Written by: Justin Xu

This is an interesting conundrum,” said a member of the middle class. “I respect the troops, but I hate the homeless.”
Photo by Jordan Whitlow

This past week, several major cities across the United States have been “overrun by military personnel” participating in a new yearly career exploration program. According to the Deparment of Defense website, the program was designed to help servicepeople reintegrate into civilian society after their time in the military. Participants are to undergo a year-long internship during which they will tour major homeless encampments across the United States.

“We found that veterans are overrepresented in our nation’s unhoused population,” said Director I. N. Grate, a spokesperson for the new program. “Given how much our military has sacrificed to serve the American people, the least we could do for our national heroes is prepare them for life after service. It’s my hope that this program will help our future veterans decide whether homelessness is the right choice for them.”

Currently, this year’s cohort is stationed at Skid Row in Los Angeles, where they are interning under resident unhoused mentors with decades of experience in the field, the majority of whom are senior and disabled veterans. Most of the participants reportedly disliked being unhoused. Among the participants, one had the following to say about his time at Skid Row: “I hate it here.

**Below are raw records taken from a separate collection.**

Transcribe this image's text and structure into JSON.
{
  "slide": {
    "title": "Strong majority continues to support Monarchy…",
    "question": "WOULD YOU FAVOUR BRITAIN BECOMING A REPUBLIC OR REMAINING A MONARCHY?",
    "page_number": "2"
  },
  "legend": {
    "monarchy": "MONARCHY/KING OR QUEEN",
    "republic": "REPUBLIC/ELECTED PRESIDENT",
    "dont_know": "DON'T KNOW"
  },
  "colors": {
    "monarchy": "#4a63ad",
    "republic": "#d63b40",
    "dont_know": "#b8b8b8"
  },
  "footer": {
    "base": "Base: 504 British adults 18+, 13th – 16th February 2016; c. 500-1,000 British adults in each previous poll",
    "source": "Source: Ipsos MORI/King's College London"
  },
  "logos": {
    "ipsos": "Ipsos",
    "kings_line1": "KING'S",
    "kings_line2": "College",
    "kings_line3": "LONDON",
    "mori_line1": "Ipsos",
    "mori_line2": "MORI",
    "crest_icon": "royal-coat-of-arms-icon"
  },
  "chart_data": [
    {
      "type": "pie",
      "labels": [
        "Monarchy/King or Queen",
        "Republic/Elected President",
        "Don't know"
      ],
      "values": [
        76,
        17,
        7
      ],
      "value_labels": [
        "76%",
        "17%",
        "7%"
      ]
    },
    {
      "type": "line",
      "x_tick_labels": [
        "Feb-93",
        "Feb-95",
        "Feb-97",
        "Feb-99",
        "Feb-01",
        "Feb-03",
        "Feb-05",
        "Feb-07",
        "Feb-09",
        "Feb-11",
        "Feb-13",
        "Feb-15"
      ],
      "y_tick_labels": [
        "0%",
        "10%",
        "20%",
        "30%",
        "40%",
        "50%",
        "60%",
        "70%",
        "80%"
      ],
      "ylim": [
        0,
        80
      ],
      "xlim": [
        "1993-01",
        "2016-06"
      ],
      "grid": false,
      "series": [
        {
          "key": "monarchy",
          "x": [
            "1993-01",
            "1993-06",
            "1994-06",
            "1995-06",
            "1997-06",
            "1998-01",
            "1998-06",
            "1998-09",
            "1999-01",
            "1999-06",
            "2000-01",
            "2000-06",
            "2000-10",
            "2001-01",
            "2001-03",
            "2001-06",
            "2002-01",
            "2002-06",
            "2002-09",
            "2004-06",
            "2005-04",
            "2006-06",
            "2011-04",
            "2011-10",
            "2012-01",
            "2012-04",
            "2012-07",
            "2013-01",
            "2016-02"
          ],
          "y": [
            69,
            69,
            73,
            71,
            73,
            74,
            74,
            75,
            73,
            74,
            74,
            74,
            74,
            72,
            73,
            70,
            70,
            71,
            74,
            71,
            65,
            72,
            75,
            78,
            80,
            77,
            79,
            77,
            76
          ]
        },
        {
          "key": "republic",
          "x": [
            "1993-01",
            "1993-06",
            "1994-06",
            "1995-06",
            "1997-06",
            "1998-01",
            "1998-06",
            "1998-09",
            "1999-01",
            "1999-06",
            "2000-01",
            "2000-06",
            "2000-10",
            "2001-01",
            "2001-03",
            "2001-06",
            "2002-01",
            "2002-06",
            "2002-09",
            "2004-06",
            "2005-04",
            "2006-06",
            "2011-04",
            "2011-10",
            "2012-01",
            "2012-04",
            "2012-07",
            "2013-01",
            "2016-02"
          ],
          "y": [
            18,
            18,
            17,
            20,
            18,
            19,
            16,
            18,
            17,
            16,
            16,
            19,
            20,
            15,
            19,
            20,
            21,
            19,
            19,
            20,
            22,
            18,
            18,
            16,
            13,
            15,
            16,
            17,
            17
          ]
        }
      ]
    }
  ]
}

Yesterday, I asked a few program supervisors if they could at least lend us money for basic necessities, but they just told me that if I wanted food so badly then I should get off my ass and find work.”

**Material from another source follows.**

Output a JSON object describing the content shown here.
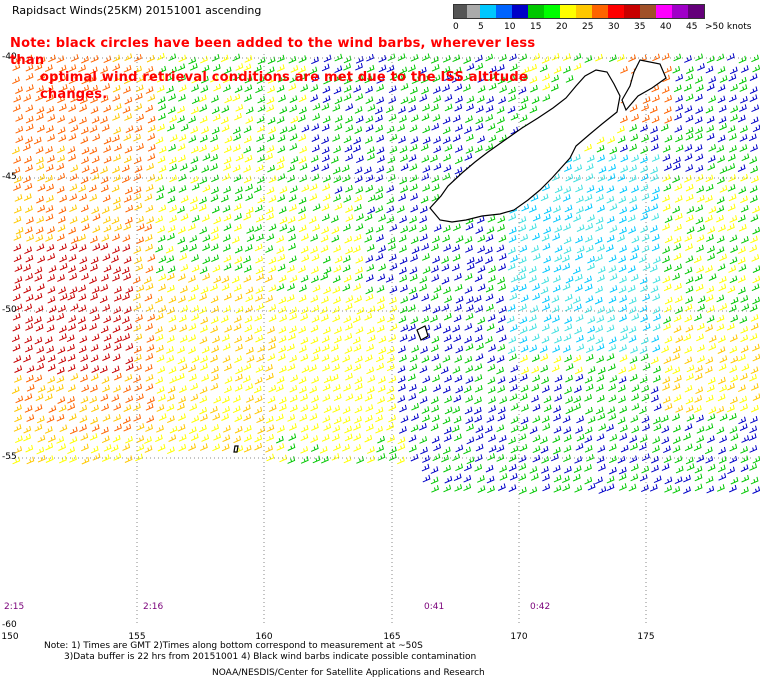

Some veterans among the unhoused population at Skid Row have been vocal in their opposition to the program. Patrick Riot, an Iraq war veteran, said, “Look, it’s not that I mind meeting all the new recruits or showing them how to pass on into homelessness after their service. Heck, it even makes me feel like I’m serving my country again. All I’m saying is, it would be nicer if I weren’t doing this for free.”

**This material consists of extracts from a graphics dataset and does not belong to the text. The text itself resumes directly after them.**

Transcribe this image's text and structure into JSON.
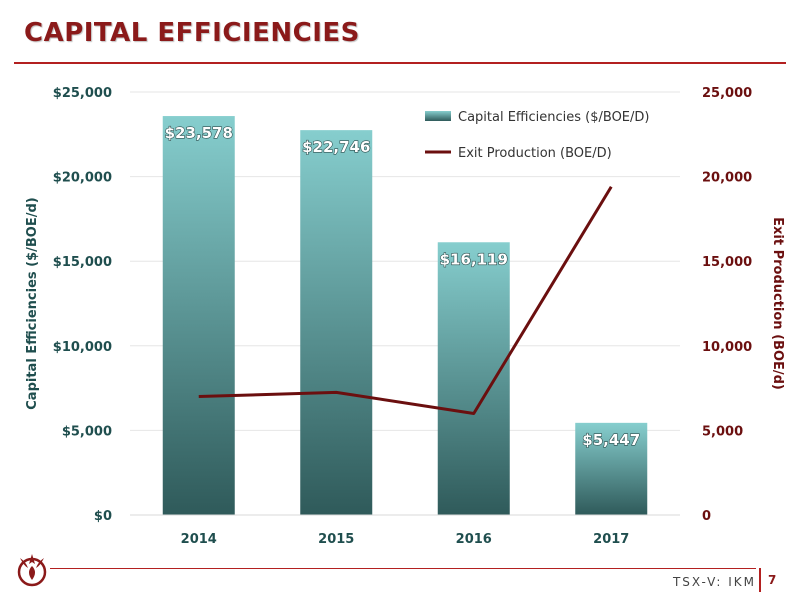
{
  "page": {
    "title": "CAPITAL EFFICIENCIES",
    "ticker": "TSX-V: IKM",
    "page_number": "7"
  },
  "colors": {
    "title": "#8b1a1a",
    "rule": "#b32020",
    "bar_top": "#86cece",
    "bar_bottom": "#2f5a5a",
    "line": "#6b0f0f",
    "left_axis": "#1f4e4e",
    "right_axis": "#6b0f0f"
  },
  "icons": {
    "logo": "phoenix-logo-icon"
  },
  "chart_data": {
    "type": "bar",
    "title": "",
    "categories": [
      "2014",
      "2015",
      "2016",
      "2017"
    ],
    "series": [
      {
        "name": "Capital Efficiencies ($/BOE/D)",
        "type": "bar",
        "axis": "left",
        "values": [
          23578,
          22746,
          16119,
          5447
        ],
        "labels": [
          "$23,578",
          "$22,746",
          "$16,119",
          "$5,447"
        ]
      },
      {
        "name": "Exit Production (BOE/D)",
        "type": "line",
        "axis": "right",
        "values": [
          7000,
          7250,
          6000,
          19400
        ]
      }
    ],
    "ylabel": "Capital Efficiencies ($/BOE/d)",
    "y2label": "Exit Production (BOE/d)",
    "ylim": [
      0,
      25000
    ],
    "y2lim": [
      0,
      25000
    ],
    "yticks": [
      "$0",
      "$5,000",
      "$10,000",
      "$15,000",
      "$20,000",
      "$25,000"
    ],
    "y2ticks": [
      "0",
      "5,000",
      "10,000",
      "15,000",
      "20,000",
      "25,000"
    ],
    "grid": true,
    "legend": "top-right"
  }
}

“What I want our military personnel to know is that Uncle Sam has got your back,” said Director Grate in a recent interview. “We understand the kind of sacrifice and dedication it takes to be a hero in your country’s time of need, so we want to pay you back with healthcare at VA hospitals and a short shoutout at ball games. We’ve been listening to your concerns, and we will do everything in our power to secure your future beyond your years of service. I intend for this career exploration program to be further proof of that.”

When asked about the negative feedback from program participants and their unhoused veteran hosts alike, Director Grate said, “Oh, I’d advise you don’t interview them directly. Their opinions don’t really matter.”

Despite the backlash, there was still some support for the program, most notably from Jane America, a Medal of Honor recipient found at the corner of Temple and Alameda street begging passersby for bootstraps to pull herself up by. America said, “It’s my honest hope that this program will serve as a clear warning for those in uniform who think they can cruise through civilian life with their veteran benefits. And for those who have little support outside of the military, I hope you become well prepared for the day when the Americans you fought to protect let you down.”

After Skid Row, up next for these soldiers will be sunny San Diego, where local police have been removing unhoused veterans from the streets, which, according to Director Grate, is “just what our great heroes deserve.”